Finalmente sbloccati i fondi per la ricostruzione dei centri antiviolenza

Ogni tanto si riesce a smuovere le acque.

Ogni tanto accade: che lettere, appelli, petizioni ed un costante, incessabile lavoro di pressioni sulle istituzioni, porti ad un piccolo grande risultato. Parliamo di 1,5 milioni di euro (sui 3 milioni previsti dal decreto 39 dell’aprile 2009) finalmente sbloccati, e trasferiti all’Ufficio Speciale per la Ricostruzione del comune de L’Aquila; fondi che serviranno per la ricostruzione del centro antiviolenza e per la realizzazione di una casa delle donne nel centro storico della città.Dello scippo perpetrato a danno delle donne aquilane, ActionAid ne aveva parlato lo scorso 8 marzo, presso la sede romana del Parlamento Europeo: avevamo denunciato come a quasi 4 anni dal terremoto le risorse previste per il ripristino delle attività dell’unico centro antiviolenza presente nel cratere prima del sisma non fossero ancora state stanziate.

In quella occasione e non solo, e attraverso la pubblicazione "Un euro per i tuoi pensieri: dove sono finiti i soldi per le donne de L’Aquila" avevamo fatto luce sulla mancata erogazione dei fondi e chiesto ancora una volta alle istituzioni chiarezza sulla vicenda, ricostruendo a ritroso il percorso dei 3 milioni. Un’ordinanza del Governo del 2011, prevedeva infatti l’attribuzione di metà dei fondi previsti dal Dl 39/2009 ad un progetto dell’arcidiocesi abruzzese, poi bocciato dalla corte dei conti e da allora i soldi sono rimasti bloccati.

Proprio lo scorso weekend la pubblicazione era stata ripresentata nel centro storico della città all’interno della due giorni organizzata dal comitato "Donne Terre-Mutate".

Una recente analisi del Financial Times, cita L’Aquila come simbolo di un intero Paese, l’Italia, intrappolato nell’immobilismo politico e burocratico. Non cita però la passione delle aquilane per la loro città, il sogno che hanno rincorso, il non voler rassegnarsi a rivendicare i loro diritti.
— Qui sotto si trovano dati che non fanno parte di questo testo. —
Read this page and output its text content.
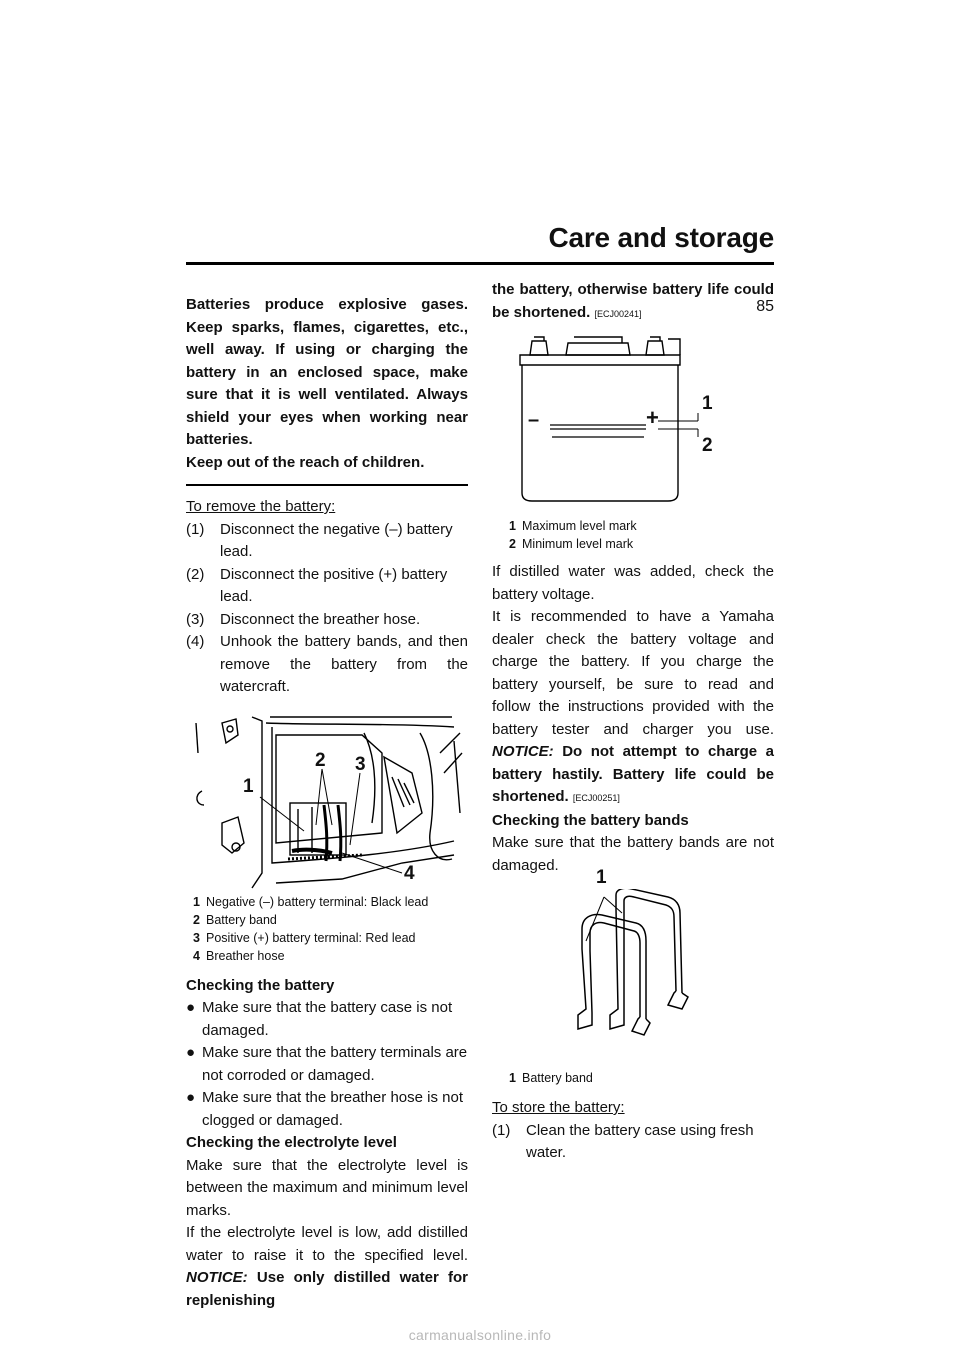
Care and storage
85

Batteries produce explosive gases. Keep sparks, flames, cigarettes, etc., well away. If using or charging the battery in an enclosed space, make sure that it is well ventilated. Always shield your eyes when working near batteries.

Keep out of the reach of children.

To remove the battery:

(1) Disconnect the negative (–) battery lead.
(2) Disconnect the positive (+) battery lead.
(3) Disconnect the breather hose.
(4) Unhook the battery bands, and then remove the battery from the watercraft.
1
2 3
4
1 Negative (–) battery terminal: Black lead
2 Battery band
3 Positive (+) battery terminal: Red lead
4 Breather hose

Checking the battery

● Make sure that the battery case is not damaged.
● Make sure that the battery terminals are not corroded or damaged.
● Make sure that the breather hose is not clogged or damaged.

Checking the electrolyte level

Make sure that the electrolyte level is between the maximum and minimum level marks.

If the electrolyte level is low, add distilled water to raise it to the specified level. NOTICE: Use only distilled water for replenishing

the battery, otherwise battery life could be shortened. [ECJ00241]

–	+
1
2
1 Maximum level mark
2 Minimum level mark

If distilled water was added, check the battery voltage.

It is recommended to have a Yamaha dealer check the battery voltage and charge the battery. If you charge the battery yourself, be sure to read and follow the instructions provided with the battery tester and charger you use. NOTICE: Do not attempt to charge a battery hastily. Battery life could be shortened. [ECJ00251]

Checking the battery bands

Make sure that the battery bands are not damaged.

1
1 Battery band

To store the battery:

(1) Clean the battery case using fresh water.
carmanualsonline.info
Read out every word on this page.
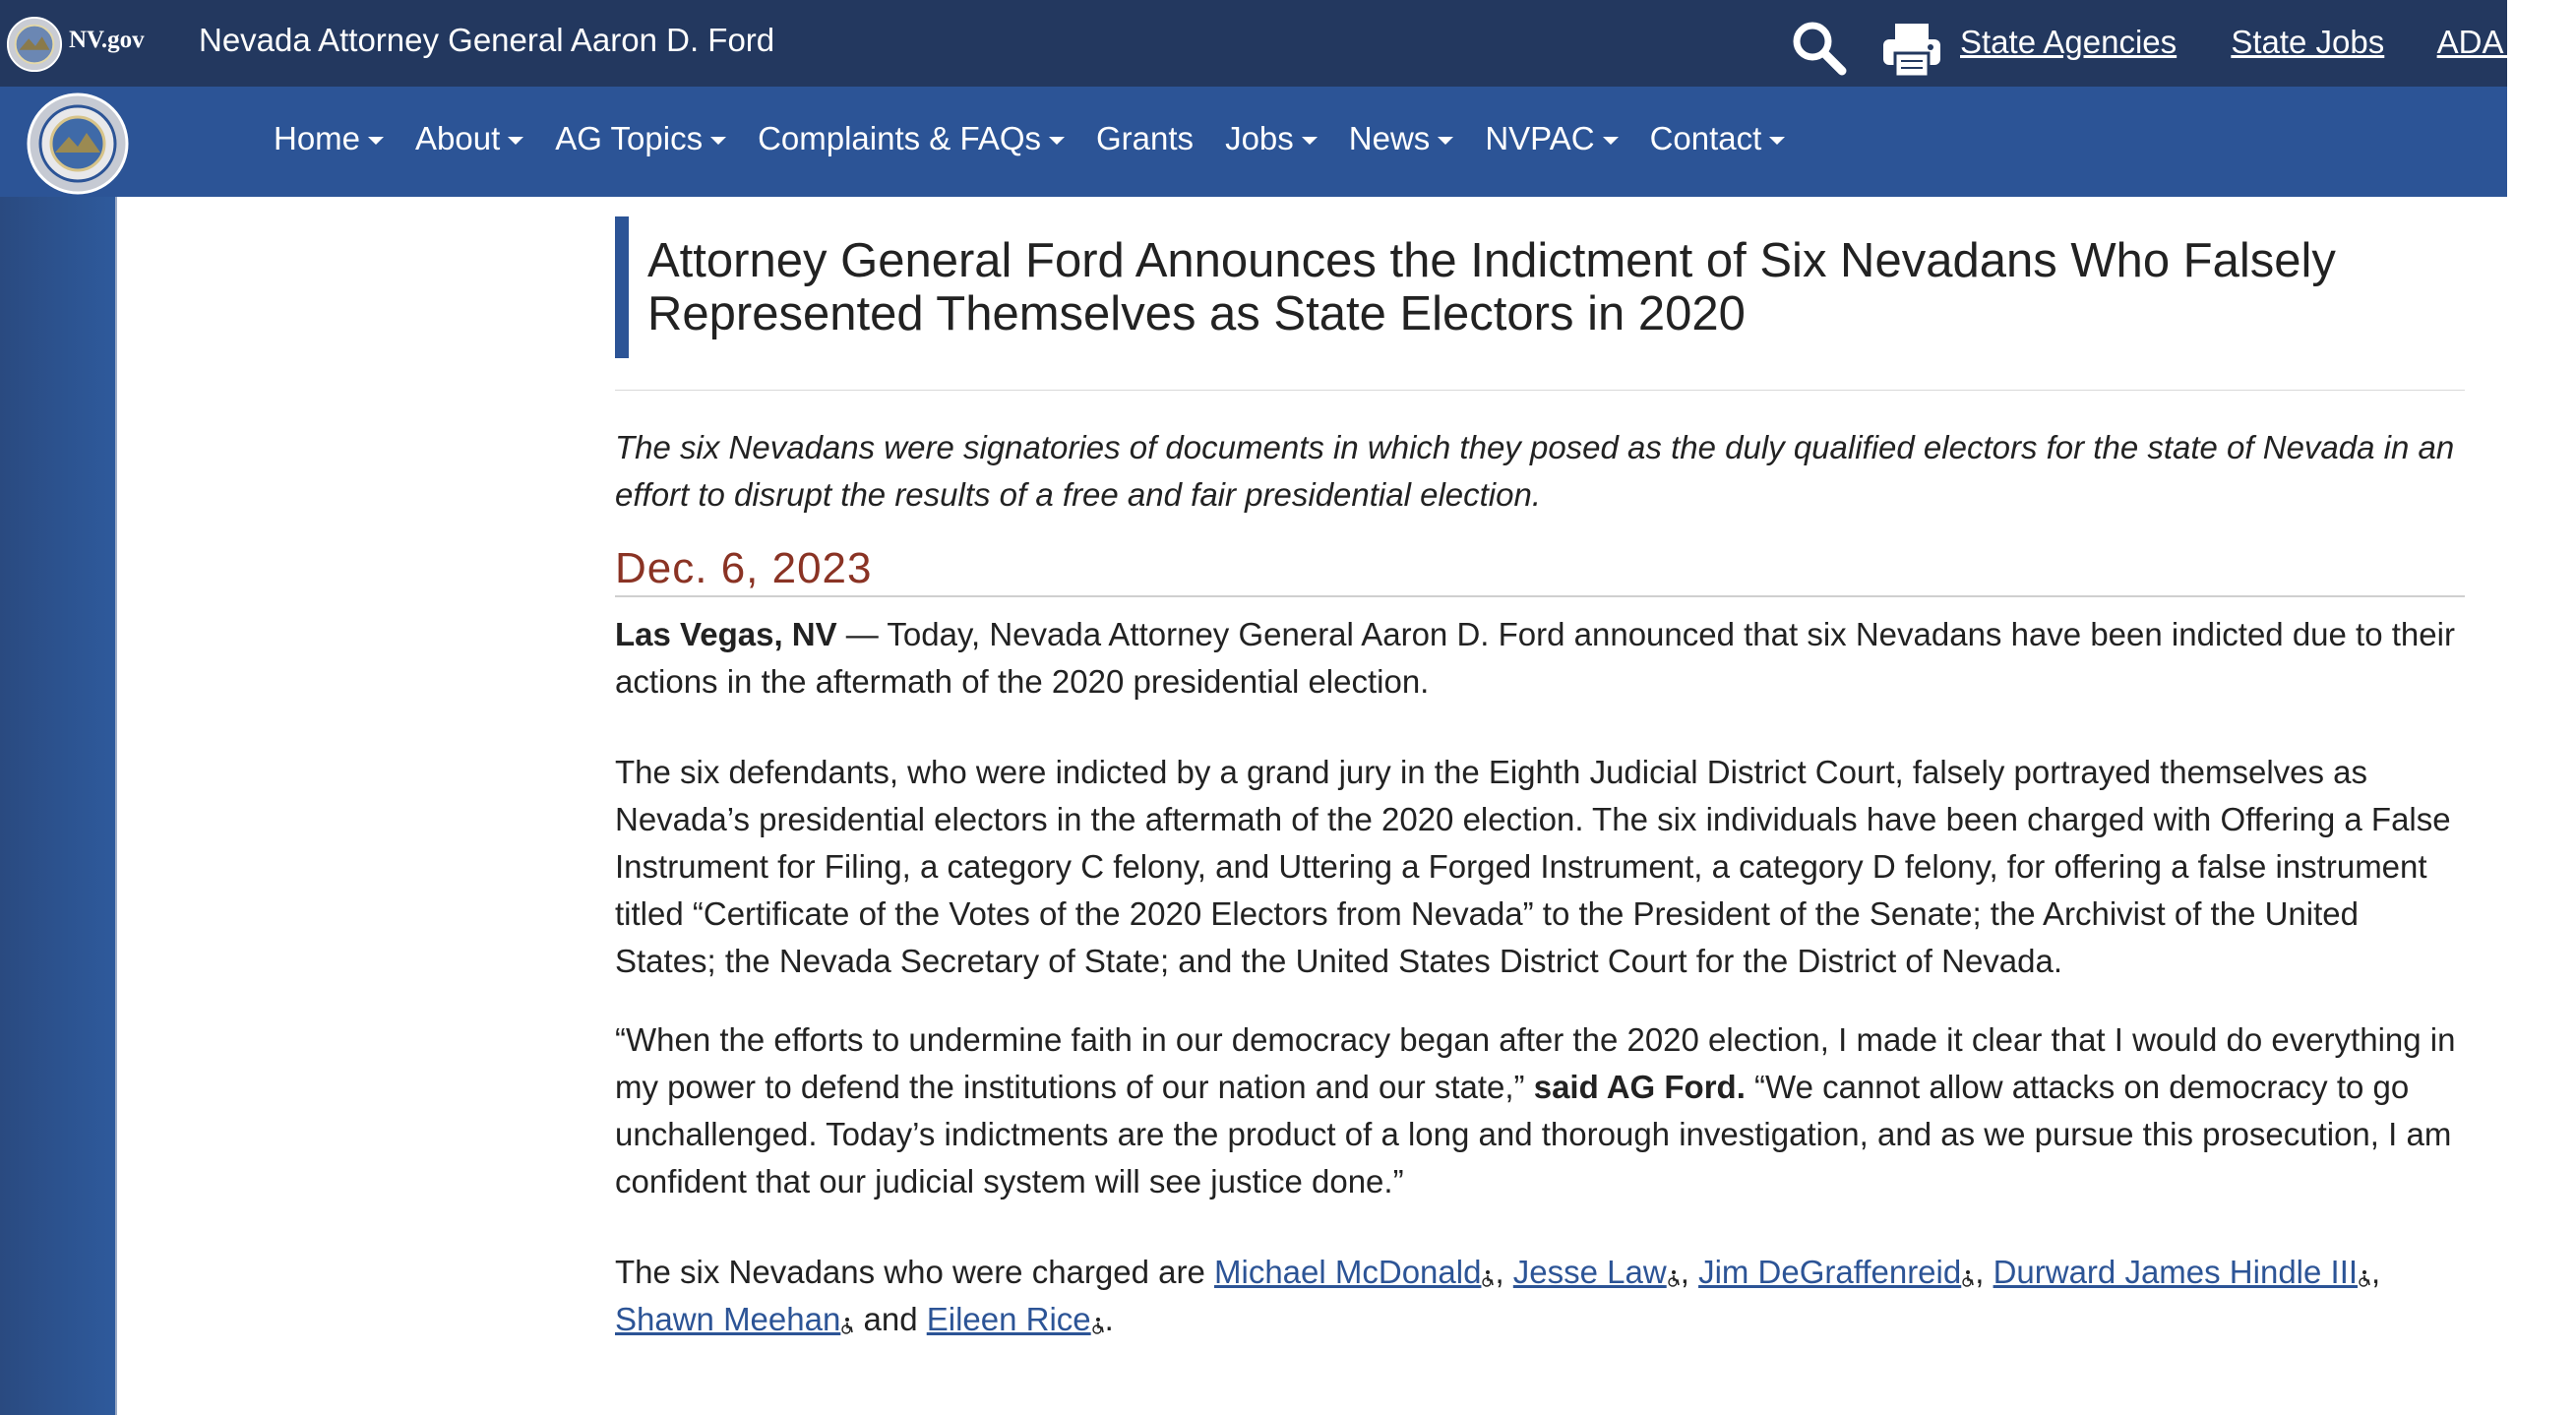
NV.gov Nevada Attorney General Aaron D. Ford	State Agencies State Jobs ADA A
Home	About	AG Topics	Complaints & FAQs	Grants Jobs	News	NVPAC	Contact
Attorney General Ford Announces the Indictment of Six Nevadans Who Falsely Represented Themselves as State Electors in 2020
The six Nevadans were signatories of documents in which they posed as the duly qualified electors for the state of Nevada in an effort to disrupt the results of a free and fair presidential election.
Dec. 6, 2023
Las Vegas, NV — Today, Nevada Attorney General Aaron D. Ford announced that six Nevadans have been indicted due to their actions in the aftermath of the 2020 presidential election.
The six defendants, who were indicted by a grand jury in the Eighth Judicial District Court, falsely portrayed themselves as Nevada’s presidential electors in the aftermath of the 2020 election. The six individuals have been charged with Offering a False Instrument for Filing, a category C felony, and Uttering a Forged Instrument, a category D felony, for offering a false instrument titled “Certificate of the Votes of the 2020 Electors from Nevada” to the President of the Senate; the Archivist of the United States; the Nevada Secretary of State; and the United States District Court for the District of Nevada.
“When the efforts to undermine faith in our democracy began after the 2020 election, I made it clear that I would do everything in my power to defend the institutions of our nation and our state,” said AG Ford. “We cannot allow attacks on democracy to go unchallenged. Today’s indictments are the product of a long and thorough investigation, and as we pursue this prosecution, I am confident that our judicial system will see justice done.”
The six Nevadans who were charged are Michael McDonald , Jesse Law , Jim DeGraffenreid , Durward James Hindle III , Shawn Meehan and Eileen Rice .
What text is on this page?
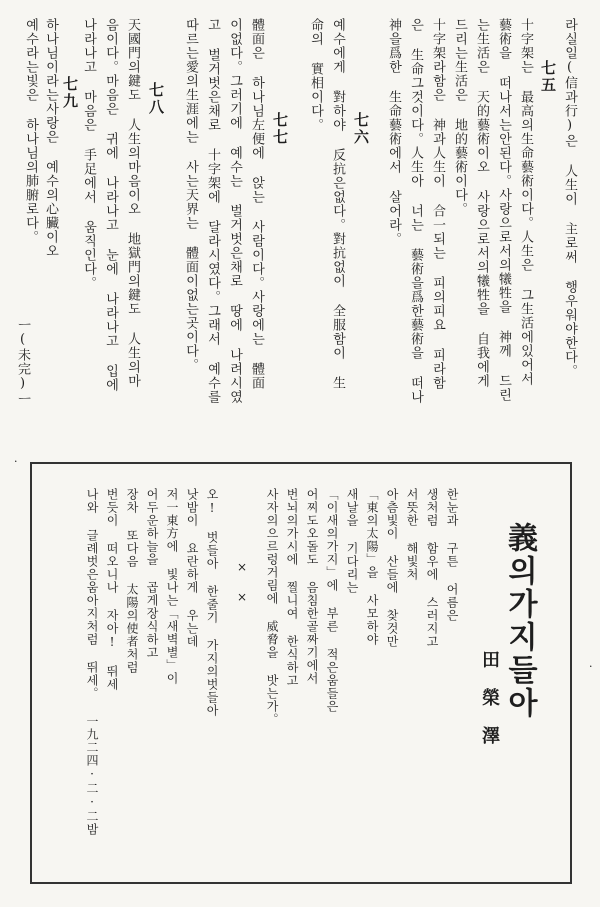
라실일(信과行)은 人生이 主로써 행우워야한다。
七五
十字架는 最高의生命藝術이다。人生은 그生活에있어서
藝術을 떠나서는안된다。사랑으로서의犧牲을 神께 드린
는生活은 天的藝術이오 사랑으로서의犧牲을 自我에게
드리는生活은 地的藝術이다。
十字架라함은 神과人生이 合一되는 피의피요 피라함
은 生命그것이다。人生아 너는 藝術을爲한藝術을 떠나
神을爲한 生命藝術에서 살어라。
七六
예수에게 對하야 反抗은없다。對抗없이 全服함이 生
命의 實相이다。
七七
體面은 하나님左便에 앉는 사람이다。사랑에는 體面
이없다。그러기에 예수는 벌거벗은채로 땅에 나려시였
고 벌거벗은채로 十字架에 달라시였다。그래서 예수를
따르는愛의生涯에는 사는天界는 體面이없는곳이다。
七八
天國門의鍵도 人生의마음이오 地獄門의鍵도 人生의마
음이다。마음은 귀에 나라나고 눈에 나라나고 입에
나라나고 마음은 手足에서 움직인다。
七九
하나님이라는사랑은 예수의心臟이오
예수라는빛은 하나님의肺腑로다。
ㅡ(未完)ㅡ
義의가지들아
田榮澤
한눈과 구튼 어름은
생처럼 함우에 스러지고
서뜻한 해빛처
아츰빛이 산들에 찾것만
「東의太陽」을 사모하야
새날을 기다리는
「이새의가지」에 부른 적은움들은
어찌도오돌도 음침한골짜기에서
번뇌의가시에 찔니여 한식하고
사자의으르렁거림에 威脅을 밧는가。
× ×
오! 벗들아 한줄기 가지의벗들아
낫밤이 요란하게 우는데
저一東方에 빛나는「새벽별」이
어두운하늘을 곱게장식하고
장차 또다음 太陽의使者처럼
번듯이 떠오니나 자아! 뛰세
나와 글례벗은움아지처럼 뛰세。 一九二四·二·二밤
·
·
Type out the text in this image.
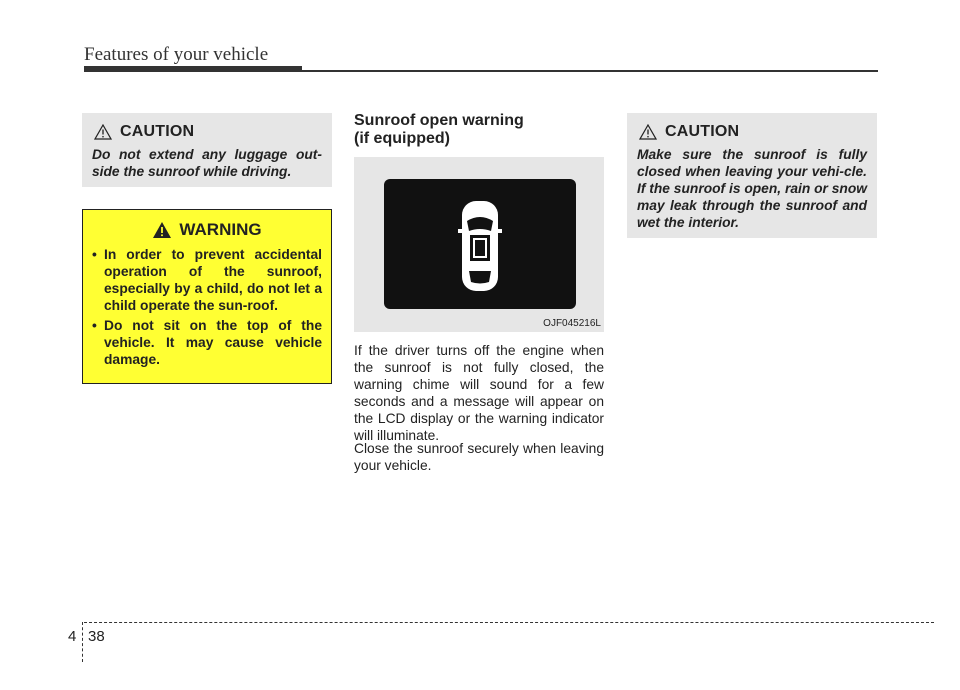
Features of your vehicle
CAUTION
Do not extend any luggage out-side the sunroof while driving.
WARNING
• In order to prevent accidental operation of the sunroof, especially by a child, do not let a child operate the sun-roof.
• Do not sit on the top of the vehicle. It may cause vehicle damage.
Sunroof open warning
(if equipped)
OJF045216L

If the driver turns off the engine when the sunroof is not fully closed, the warning chime will sound for a few seconds and a message will appear on the LCD display or the warning indicator will illuminate.

Close the sunroof securely when leaving your vehicle.

CAUTION
Make sure the sunroof is fully closed when leaving your vehi-cle. If the sunroof is open, rain or snow may leak through the sunroof and wet the interior.
4 38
L’Aquila è il simbolo di una mancanza di trasparenza da parte delle istituzioni; a fronte di istituzioni assenti o immobiliste, le donne aquilane sono state il motore di una forza che ha fatto andare avanti il Centro Antiviolenza, nonostante la mancanza dei fondi. E questa forza che va sprigionata altrove. E questa forza che dà speranza a chi ogni giorno è impegnato per riprendersi i propri spazi e per ricostruire lo strato sociale di territori violati.